I think if we figure out what we're actually trying to do with these things, then we can actually do each of those things properly, and the whole thing is going to work a lot better.
>But we don't even need a human brain. We already have those, they take months to grow, take forever to train
This is a weird argument considering LLMs are composed of the output of countless hours of human brains. That makes LLMs, by definition, logarithmically worse at learning.

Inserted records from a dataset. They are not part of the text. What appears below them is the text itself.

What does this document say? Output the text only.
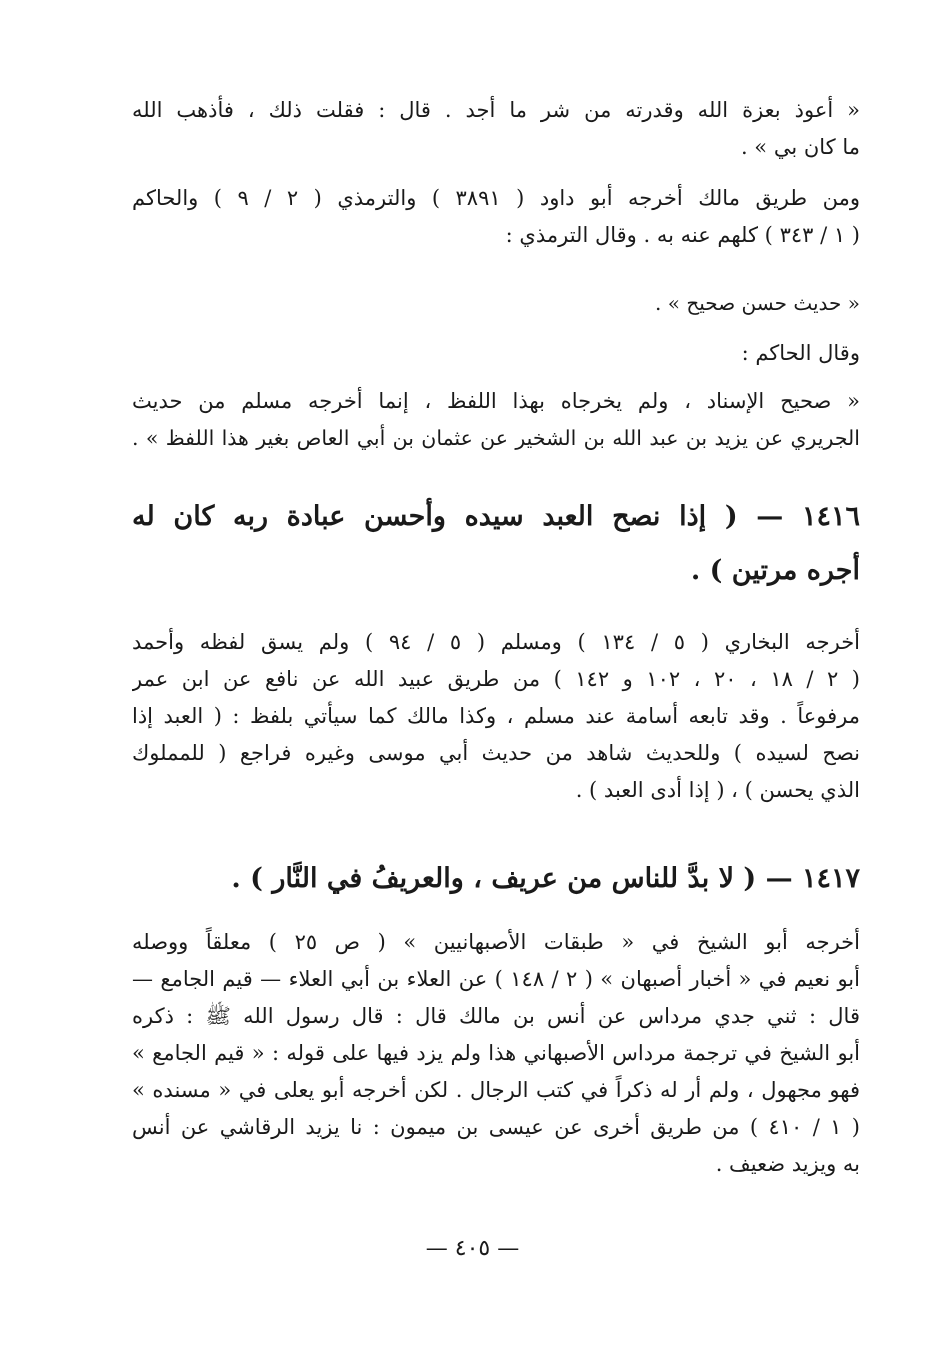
« أعوذ بعزة الله وقدرته من شر ما أجد . قال : فقلت ذلك ، فأذهب الله
ما كان بي » .
ومن طريق مالك أخرجه أبو داود ( ٣٨٩١ ) والترمذي ( ٢ / ٩ ) والحاكم
( ١ / ٣٤٣ ) كلهم عنه به . وقال الترمذي :
« حديث حسن صحيح » .
وقال الحاكم :
« صحيح الإسناد ، ولم يخرجاه بهذا اللفظ ، إنما أخرجه مسلم من حديث
الجريري عن يزيد بن عبد الله بن الشخير عن عثمان بن أبي العاص بغير هذا اللفظ » .
١٤١٦ — ( إذا نصح العبد سيده وأحسن عبادة ربه كان له
أجره مرتين ) .
أخرجه البخاري ( ٥ / ١٣٤ ) ومسلم ( ٥ / ٩٤ ) ولم يسق لفظه وأحمد
( ٢ / ١٨ ، ٢٠ ، ١٠٢ و ١٤٢ ) من طريق عبيد الله عن نافع عن ابن عمر
مرفوعاً . وقد تابعه أسامة عند مسلم ، وكذا مالك كما سيأتي بلفظ : ( العبد إذا
نصح لسيده ) وللحديث شاهد من حديث أبي موسى وغيره فراجع ( للمملوك
الذي يحسن ) ، ( إذا أدى العبد ) .
١٤١٧ — ( لا بدَّ للناس من عريف ، والعريفُ في النَّار ) .
أخرجه أبو الشيخ في « طبقات الأصبهانيين » ( ص ٢٥ ) معلقاً ووصله
أبو نعيم في « أخبار أصبهان » ( ٢ / ١٤٨ ) عن العلاء بن أبي العلاء — قيم الجامع —
قال : ثني جدي مرداس عن أنس بن مالك قال : قال رسول الله ﷺ : ذكره
أبو الشيخ في ترجمة مرداس الأصبهاني هذا ولم يزد فيها على قوله : « قيم الجامع »
فهو مجهول ، ولم أر له ذكراً في كتب الرجال . لكن أخرجه أبو يعلى في « مسنده »
( ١ / ٤١٠ ) من طريق أخرى عن عيسى بن ميمون : نا يزيد الرقاشي عن أنس
به ويزيد ضعيف .
— ٤٠٥ —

Not all artificial neurons are LLMs. Machine learning can be applied to any kind of large data set, not just human prose, and will start finding useful patterns before a human brain has time to learn how many fingers it has.
We use logic to design our technology, but evolution does it by literally shaking all the atoms into place, no design involved. Our brains were created randomly.
It appears logical, but it falls under the same threshold. We say it has function, which is logical, but its used for something we could or may not have planned for. That's evolution. The logic is a pretext.
Evolution is winning because it's operating at a much lower scale than we are and needs less energy to achieve anything. Coincidentally, our own progress has also been tied to the rate of shrinking of our toys.